L’attente de leur réconciliation, puis de leurs retrouvailles, fut si longue que c’en est presque surprenant de voir Chris et Rich Robinson enchaîner les albums avec autant de fraîcheur et surtout de qualité depuis deux ans. Littéralement réoxygéné et toujours aussi inspiré, le duo accompagné d’un groupe de rêve fait la passe de dix avec un « A Pound Of Feathers » très solide. THE BLACK CROWES joue habillement sur les contrastes et la profondeur de son Southern Rock reste unique en son genre.

THE BLACK CROWES

« A Pound of Feathers »

(Silver Arrow Records)

Il semblerait qu’une bonne fée veille à nouveau sur la fratrie Robinson depuis deux ans et la sortie de « Happiness Bastards ». Non pas que leurs projets respectifs n’avaient aucune saveur, très loin de là, mais il faut reconnaître que leur association fait à chaque fois des étincelles. Reprenant leurs bonnes habitudes, c’est en l’espace de dix jours que THE BLACK CROWES ont mis en boîte « A Pound Of Feathers », du côté de Nashville et toujours sous la houlette du multi-récompensé Jay Joyce à la production. Et dans la lignée de son prédécesseur, leur Southern Rock est scintillant.

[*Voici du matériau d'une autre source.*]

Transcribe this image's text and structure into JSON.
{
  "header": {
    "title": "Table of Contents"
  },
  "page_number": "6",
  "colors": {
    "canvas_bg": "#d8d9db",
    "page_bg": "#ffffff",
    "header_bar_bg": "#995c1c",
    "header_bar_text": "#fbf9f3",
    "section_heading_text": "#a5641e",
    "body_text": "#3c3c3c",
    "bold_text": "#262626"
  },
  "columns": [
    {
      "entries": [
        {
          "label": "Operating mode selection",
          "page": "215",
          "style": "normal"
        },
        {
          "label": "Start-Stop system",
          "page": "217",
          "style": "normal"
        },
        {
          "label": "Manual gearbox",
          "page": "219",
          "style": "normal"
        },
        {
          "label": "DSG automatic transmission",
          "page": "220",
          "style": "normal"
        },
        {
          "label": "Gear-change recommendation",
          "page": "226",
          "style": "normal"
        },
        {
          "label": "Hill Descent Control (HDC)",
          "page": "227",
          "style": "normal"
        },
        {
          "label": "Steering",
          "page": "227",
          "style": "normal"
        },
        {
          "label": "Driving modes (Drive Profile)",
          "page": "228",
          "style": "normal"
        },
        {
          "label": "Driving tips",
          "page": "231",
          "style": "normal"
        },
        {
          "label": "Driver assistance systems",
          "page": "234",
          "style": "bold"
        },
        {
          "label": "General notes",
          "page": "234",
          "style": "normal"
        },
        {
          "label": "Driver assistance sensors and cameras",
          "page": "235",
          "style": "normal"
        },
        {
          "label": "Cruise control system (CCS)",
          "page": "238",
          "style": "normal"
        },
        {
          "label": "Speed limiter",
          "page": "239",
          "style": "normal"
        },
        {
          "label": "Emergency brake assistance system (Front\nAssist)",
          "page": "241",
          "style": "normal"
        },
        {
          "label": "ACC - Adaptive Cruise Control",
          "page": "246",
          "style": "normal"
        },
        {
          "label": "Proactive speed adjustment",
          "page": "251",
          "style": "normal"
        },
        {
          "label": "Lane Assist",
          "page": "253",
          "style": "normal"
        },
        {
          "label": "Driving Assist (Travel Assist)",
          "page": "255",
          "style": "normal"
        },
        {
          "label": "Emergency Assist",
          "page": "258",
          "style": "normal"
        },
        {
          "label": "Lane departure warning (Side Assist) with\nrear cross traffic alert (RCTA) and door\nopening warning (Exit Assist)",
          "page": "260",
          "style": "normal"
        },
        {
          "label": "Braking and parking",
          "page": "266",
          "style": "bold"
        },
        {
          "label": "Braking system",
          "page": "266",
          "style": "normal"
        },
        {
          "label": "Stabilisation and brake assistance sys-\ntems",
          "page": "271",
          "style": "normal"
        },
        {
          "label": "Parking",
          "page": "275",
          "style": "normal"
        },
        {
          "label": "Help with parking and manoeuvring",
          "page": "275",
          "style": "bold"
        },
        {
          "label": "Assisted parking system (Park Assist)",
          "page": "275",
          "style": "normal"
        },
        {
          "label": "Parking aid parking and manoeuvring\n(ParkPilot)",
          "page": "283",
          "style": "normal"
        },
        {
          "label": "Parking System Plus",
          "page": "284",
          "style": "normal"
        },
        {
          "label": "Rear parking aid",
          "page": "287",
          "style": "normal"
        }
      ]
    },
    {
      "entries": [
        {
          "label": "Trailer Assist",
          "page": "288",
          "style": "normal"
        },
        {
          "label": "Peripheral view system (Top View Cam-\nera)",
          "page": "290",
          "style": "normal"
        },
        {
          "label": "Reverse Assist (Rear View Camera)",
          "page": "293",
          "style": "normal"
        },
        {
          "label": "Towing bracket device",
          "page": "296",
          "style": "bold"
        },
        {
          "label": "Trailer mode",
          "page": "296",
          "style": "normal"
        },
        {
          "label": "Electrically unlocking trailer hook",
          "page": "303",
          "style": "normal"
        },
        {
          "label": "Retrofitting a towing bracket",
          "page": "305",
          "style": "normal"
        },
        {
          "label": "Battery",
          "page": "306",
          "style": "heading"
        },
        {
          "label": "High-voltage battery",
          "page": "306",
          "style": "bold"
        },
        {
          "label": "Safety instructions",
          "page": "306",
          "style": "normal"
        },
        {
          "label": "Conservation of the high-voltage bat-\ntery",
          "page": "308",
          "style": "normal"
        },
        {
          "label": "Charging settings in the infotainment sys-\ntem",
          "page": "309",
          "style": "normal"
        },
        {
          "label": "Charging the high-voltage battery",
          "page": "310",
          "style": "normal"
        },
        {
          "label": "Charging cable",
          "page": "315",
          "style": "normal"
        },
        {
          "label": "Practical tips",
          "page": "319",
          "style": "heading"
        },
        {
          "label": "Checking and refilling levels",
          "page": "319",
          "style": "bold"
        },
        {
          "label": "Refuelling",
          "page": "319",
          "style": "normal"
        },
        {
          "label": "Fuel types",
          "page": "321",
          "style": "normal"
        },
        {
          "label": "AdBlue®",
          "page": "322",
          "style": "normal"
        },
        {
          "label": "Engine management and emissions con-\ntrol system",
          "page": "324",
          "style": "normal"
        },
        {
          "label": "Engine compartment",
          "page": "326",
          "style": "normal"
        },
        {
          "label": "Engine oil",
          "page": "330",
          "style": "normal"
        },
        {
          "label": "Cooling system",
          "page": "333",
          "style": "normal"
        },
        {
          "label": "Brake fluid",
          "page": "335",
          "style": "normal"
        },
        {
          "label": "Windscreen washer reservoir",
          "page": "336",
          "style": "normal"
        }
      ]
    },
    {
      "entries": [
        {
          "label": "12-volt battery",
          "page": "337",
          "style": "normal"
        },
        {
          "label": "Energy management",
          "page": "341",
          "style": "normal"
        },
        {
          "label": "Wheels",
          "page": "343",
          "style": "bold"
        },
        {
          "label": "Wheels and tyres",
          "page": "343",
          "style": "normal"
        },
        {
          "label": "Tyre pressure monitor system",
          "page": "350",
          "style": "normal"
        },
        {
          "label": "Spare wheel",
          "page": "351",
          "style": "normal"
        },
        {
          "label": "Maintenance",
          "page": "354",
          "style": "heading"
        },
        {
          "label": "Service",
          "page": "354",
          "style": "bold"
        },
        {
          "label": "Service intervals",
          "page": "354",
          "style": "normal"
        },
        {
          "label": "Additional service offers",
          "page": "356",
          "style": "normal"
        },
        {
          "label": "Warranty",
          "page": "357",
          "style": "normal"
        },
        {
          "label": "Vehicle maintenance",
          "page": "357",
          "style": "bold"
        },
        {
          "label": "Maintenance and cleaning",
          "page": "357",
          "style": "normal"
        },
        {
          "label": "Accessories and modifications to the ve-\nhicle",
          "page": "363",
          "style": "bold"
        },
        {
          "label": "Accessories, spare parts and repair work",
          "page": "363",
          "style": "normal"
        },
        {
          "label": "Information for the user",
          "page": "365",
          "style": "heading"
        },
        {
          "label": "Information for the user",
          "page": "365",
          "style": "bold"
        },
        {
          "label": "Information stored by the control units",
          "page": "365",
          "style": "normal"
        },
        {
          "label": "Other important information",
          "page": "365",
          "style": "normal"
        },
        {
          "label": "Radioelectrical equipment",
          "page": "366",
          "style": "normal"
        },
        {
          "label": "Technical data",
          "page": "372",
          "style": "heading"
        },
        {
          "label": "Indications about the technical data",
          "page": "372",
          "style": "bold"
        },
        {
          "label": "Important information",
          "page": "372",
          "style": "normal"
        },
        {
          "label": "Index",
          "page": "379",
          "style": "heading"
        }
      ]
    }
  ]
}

Ce retour aux fondamentaux, après 15 ans de disette discographique, effectué par les deux frères semble franchement leur faire du bien. C’est même une véritable cure de jouvence. Sans filtre et sans calcul, THE BLACK CROWES affichent une insolente confiance, qui se retrouve avec la même spontanéité présente sur leurs meilleurs albums… d’il y a plus de 30 ans. L’expérience en plus, les Américains font toujours l’équilibre entre une poésie assez rugueuse et la force et la puissance d’un Rock rendu plus délicat grâce à des vibrations Blues et Soul particulièrement intenses.

Ce dixième opus studio est à ranger sur le haut de leur pile discographique et les deux singles dévoilés avaient donné la teneur de « A Pound Of Feathers » (« Profane Prophecy » et « Pharmacy Chronicles »). Et puis, THE BLACK CROWES a parfaitement compris qu’il ne s’agissait plus de créer la surprise, mais plutôt de jouer la carte du plaisir (« It’s Like That », « Cruel Steak »). Bien sûr, ils se reposent sur un bel héritage, mais ils le réinventent et le font perdurer avec élégance (« Blood Red Regrets », « High And Lonesome », « You Call This A Good Time », « Doomsday Doggerel »).